Last year I had been presented the possibility of teaching a workshop in Senegal (which, unfortunately, I later had to refuse) and that led me to researching gris-gris, amulets worn for protection from evil. Often the gris-gris is a small cloth or leather pouch containing small objects or written verses. The idea of wearing writing for magical purposes fascinates me as my Muy Marcottage huipiles and dresses all have words or phrases stitched onto them.
One link leads to another and that’s how I discovered the work of Irini Gonou. Irini’s work is very poetic and deals a lot with magic scripts and apotropaic texts. She has a series of work entitled The Sheltering Word representing her exploration of the healing and protective powers of the written word.
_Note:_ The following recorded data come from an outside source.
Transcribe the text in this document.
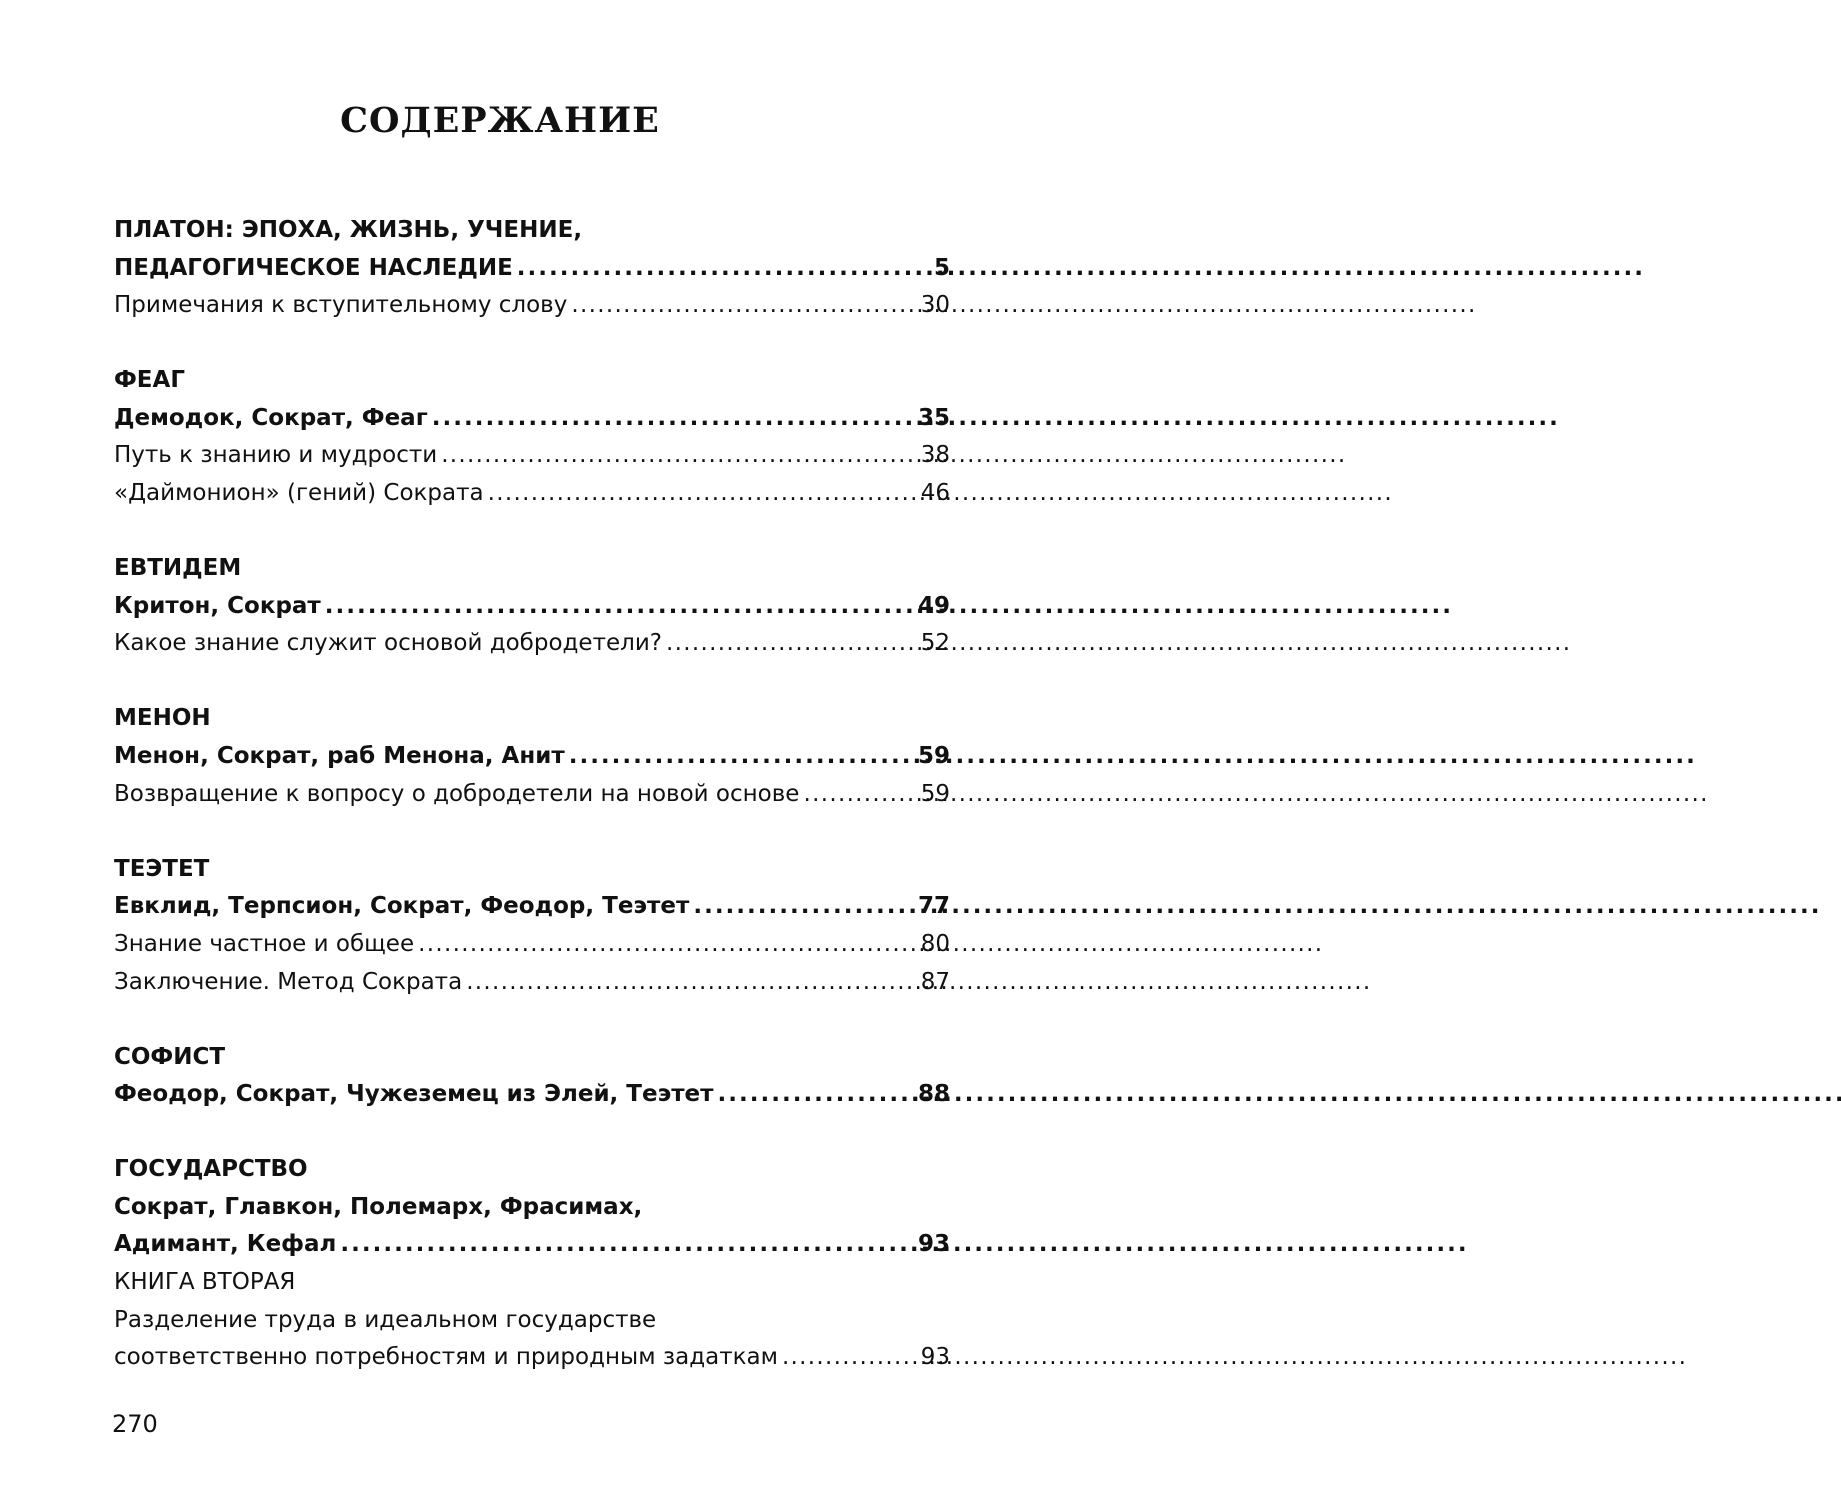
СОДЕРЖАНИЕ
ПЛАТОН: ЭПОХА, ЖИЗНЬ, УЧЕНИЕ,
ПЕДАГОГИЧЕСКОЕ НАСЛЕДИЕ . . .	5
Примечания к вступительному слову . . .	30
ФЕАГ
Демодок, Сократ, Феаг . . .	35
Путь к знанию и мудрости . . .	38
«Даймонион» (гений) Сократа . . .	46
ЕВТИДЕМ
Критон, Сократ . . .	49
Какое знание служит основой добродетели? . . .	52
МЕНОН
Менон, Сократ, раб Менона, Анит . . .	59
Возвращение к вопросу о добродетели на новой основе . . .	59
ТЕЭТЕТ
Евклид, Терпсион, Сократ, Феодор, Теэтет . . .	77
Знание частное и общее . . .	80
Заключение. Метод Сократа . . .	87
СОФИСТ
Феодор, Сократ, Чужеземец из Элей, Теэтет . . .	88
ГОСУДАРСТВО
Сократ, Главкон, Полемарх, Фрасимах,
Адимант, Кефал . . .	93
КНИГА ВТОРАЯ
Разделение труда в идеальном государстве
соответственно потребностям и природным задаткам . . .	93
270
“la veuve du vernay” collage by Irini Gonou
for more information regarding the writing used by Irini, read this interesting interview: Irini Gonou’s “A Tale of Two Cultures” | Published under Caspian Arts Foundation
Apparently Blaise Pascal, the French mathematician and philosopher, was also into magical writing. Around 1654, he had a mystical vision and then wrote about it. And if that wasn’t enough, he sewed this “Memorial” onto the lining of his jacket.
Related links: Broken beauty + Introducing Gonou’s Magic Scripts and Apotropaic Texts to Bergen + pinterest taliman and amulet page + L’exemple des Tanagras (in French)+ Scientists Prove That DNA Can Be Reprogrammed With Words And Frequencies
P.S. Thank you Jo for telling me about this! Above is a foto of scribbles made by Australian gum moths on the bark of a eucalytus tree. Looks like some kind of stream of consciousness writing, no? Australian writer, Nancy Cato, wrote about this phenomenon in her children’s story Nin & the Scribblies.